Par Faiçal FAQUIHI | Edition N°:4930 Le 03/01/2017 | Partager
Palmarès des scores les plus élevés en 2014 et 2015
Percée des atteintes à la famille et à la moralité publique
A quoi servent les données sur la criminalité?

Le ministère de la Justice et des Libertés relève, en 2014 et 2015, une hausse notable dans les affaires de faux, contrefaçon et usurpation (voir illustration). Ce constat est également valable pour les crimes et délits contre les personnes: une moyenne annuelle de près de 94.000 affaires devant la justice (cf. L’Economiste du 31 décembre 2015).
De 2006 à 2015, les atteintes aux biens enregistrent aussi des scores élevés particulièrement en 2014: un peu plus de 96.000 cas. Les affaires de drogue connaissent aussi une poussée notable.
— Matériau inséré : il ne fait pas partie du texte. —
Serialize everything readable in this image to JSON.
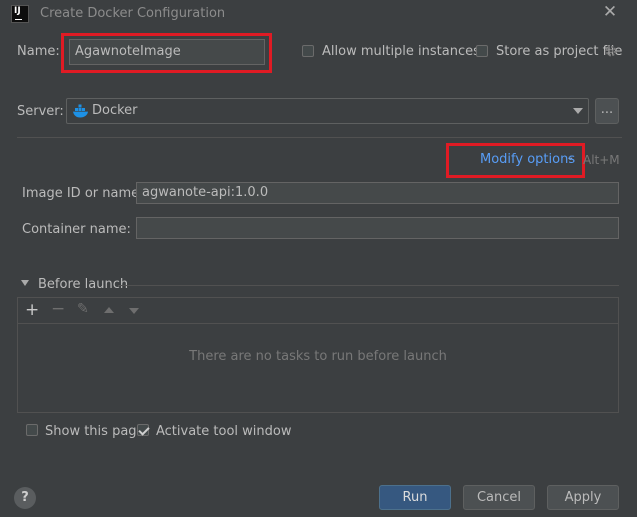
{
  "window": {
    "title": "Create Docker Configuration",
    "logo_text": "IJ"
  },
  "name_row": {
    "label": "Name:",
    "value": "AgawnoteImage",
    "allow_multiple_label": "Allow multiple instances",
    "allow_multiple_checked": false,
    "store_project_label": "Store as project file",
    "store_project_checked": false
  },
  "server_row": {
    "label": "Server:",
    "value": "Docker",
    "browse_label": "..."
  },
  "modify": {
    "label": "Modify options",
    "shortcut": "Alt+M"
  },
  "image_row": {
    "label": "Image ID or name:",
    "value": "agwanote-api:1.0.0"
  },
  "container_row": {
    "label": "Container name:",
    "value": ""
  },
  "before_launch": {
    "title": "Before launch",
    "empty_text": "There are no tasks to run before launch"
  },
  "footer": {
    "show_page_label": "Show this page",
    "show_page_checked": false,
    "activate_tool_label": "Activate tool window",
    "activate_tool_checked": true,
    "help_label": "?",
    "run_label": "Run",
    "cancel_label": "Cancel",
    "apply_label": "Apply"
  },
  "colors": {
    "background": "#3c3f41",
    "highlight": "#e01b24",
    "link": "#589df6",
    "primary_button": "#365880",
    "docker_icon": "#1d91e6"
  }
}
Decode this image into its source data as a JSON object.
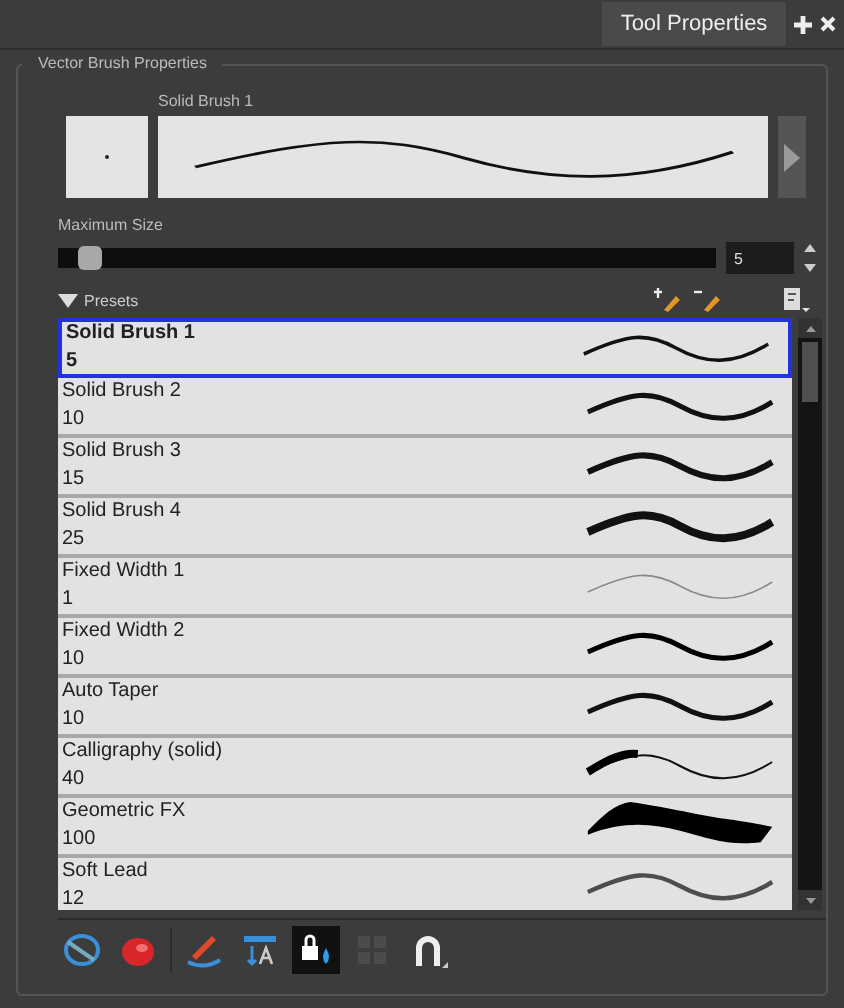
{
  "panel_tab": {
    "title": "Tool Properties",
    "selected": true
  },
  "group": {
    "title": "Vector Brush Properties"
  },
  "preview": {
    "title": "Solid Brush 1"
  },
  "maximum_size": {
    "label": "Maximum Size",
    "level": 0.02,
    "value": "5"
  },
  "presets": {
    "label": "Presets",
    "expanded": true
  },
  "preset_list": [
    {
      "name": "Solid Brush 1",
      "size": "5",
      "kind": "tapered",
      "selected": true
    },
    {
      "name": "Solid Brush 2",
      "size": "10",
      "kind": "tapered",
      "selected": false
    },
    {
      "name": "Solid Brush 3",
      "size": "15",
      "kind": "tapered",
      "selected": false
    },
    {
      "name": "Solid Brush 4",
      "size": "25",
      "kind": "tapered",
      "selected": false
    },
    {
      "name": "Fixed Width 1",
      "size": "1",
      "kind": "fixed",
      "selected": false
    },
    {
      "name": "Fixed Width 2",
      "size": "10",
      "kind": "fixed",
      "selected": false
    },
    {
      "name": "Auto Taper",
      "size": "10",
      "kind": "tapered",
      "selected": false
    },
    {
      "name": "Calligraphy (solid)",
      "size": "40",
      "kind": "calligraphy",
      "selected": false
    },
    {
      "name": "Geometric FX",
      "size": "100",
      "kind": "geometric",
      "selected": false
    },
    {
      "name": "Soft Lead",
      "size": "12",
      "kind": "soft",
      "selected": false
    }
  ],
  "toolbar": [
    {
      "kind": "contour",
      "selected": false,
      "disabled": false
    },
    {
      "kind": "ellipse",
      "selected": false,
      "disabled": false
    },
    {
      "kind": "brush",
      "selected": false,
      "disabled": false
    },
    {
      "kind": "text",
      "selected": false,
      "disabled": false
    },
    {
      "kind": "lock",
      "selected": true,
      "disabled": false
    },
    {
      "kind": "grid",
      "selected": false,
      "disabled": true
    },
    {
      "kind": "magnet",
      "selected": false,
      "disabled": false
    }
  ]
}
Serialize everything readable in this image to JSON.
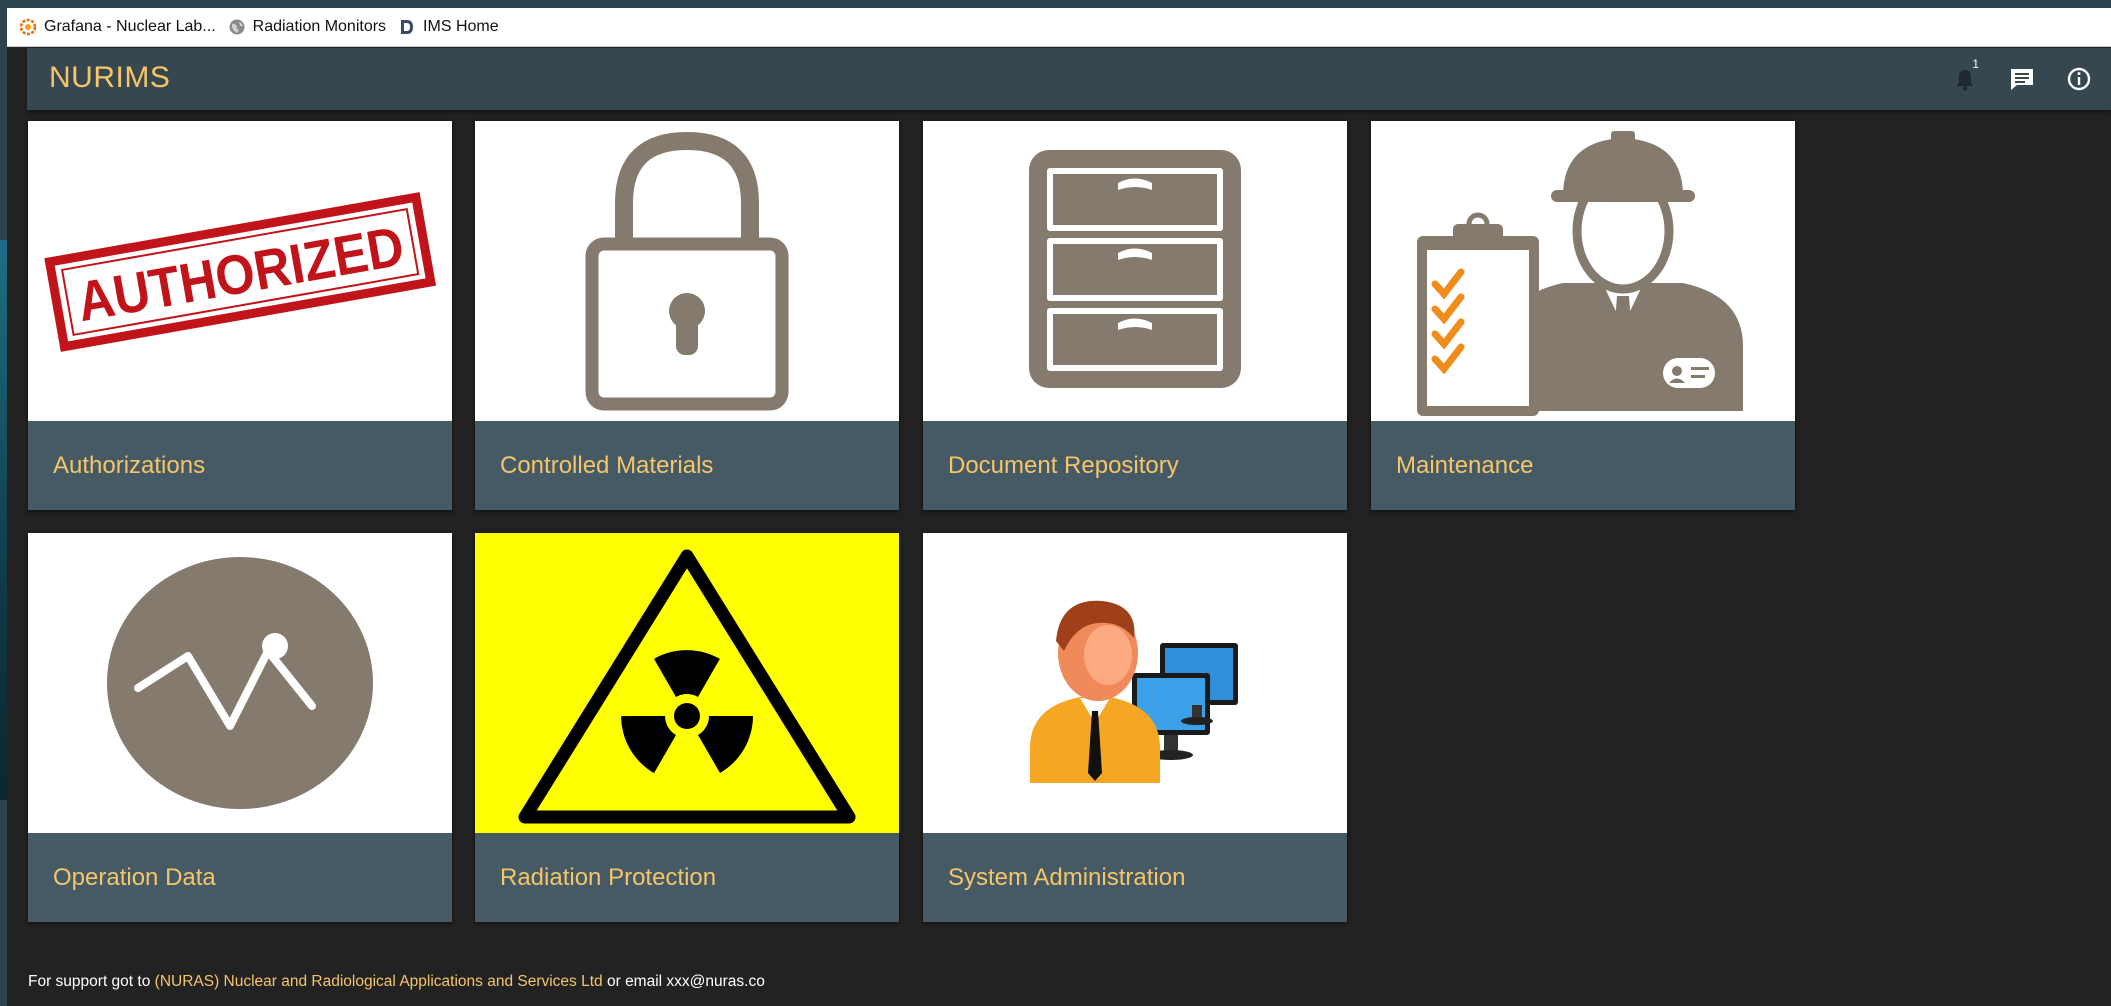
{
  "bookmarks": [
    {
      "label": "Grafana - Nuclear Lab...",
      "icon": "grafana-icon"
    },
    {
      "label": "Radiation Monitors",
      "icon": "globe-icon"
    },
    {
      "label": "IMS Home",
      "icon": "dokuwiki-icon"
    }
  ],
  "app": {
    "title": "NURIMS",
    "notification_count": "1",
    "accent_color": "#f5c56a",
    "bar_color": "#37474f"
  },
  "tiles": [
    {
      "label": "Authorizations",
      "stamp_text": "AUTHORIZED",
      "icon": "authorized-stamp-icon"
    },
    {
      "label": "Controlled Materials",
      "icon": "padlock-icon"
    },
    {
      "label": "Document Repository",
      "icon": "filing-cabinet-icon"
    },
    {
      "label": "Maintenance",
      "icon": "engineer-checklist-icon"
    },
    {
      "label": "Operation Data",
      "icon": "line-graph-icon"
    },
    {
      "label": "Radiation Protection",
      "icon": "radiation-warning-icon"
    },
    {
      "label": "System Administration",
      "icon": "administrator-icon"
    }
  ],
  "footer": {
    "prefix": "For support got to ",
    "org_link": "(NURAS) Nuclear and Radiological Applications and Services Ltd",
    "email_text": " or email xxx@nuras.co"
  }
}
Les actes commis contre l’ordre des familles et la moralité publique ont généré en moyenne 32.156 procès par an.
Ce qui laisse supposer aussi qu’un violent vent de conservatisme menace notre société: la frontière est mince entre moralité publique et libertés publiques. Des affaires comme celle des «Jupes d’Inezgane» sont là pour le rappeler.
Toutefois, l’analyse de ces hausses   suppose plusieurs lectures. Première analyse: policiers et magistrats se montrent beaucoup plus efficaces dans la lutte contre la criminalité. Leurs efforts se traduiraient ainsi en une progression «alarmante» et chiffrée.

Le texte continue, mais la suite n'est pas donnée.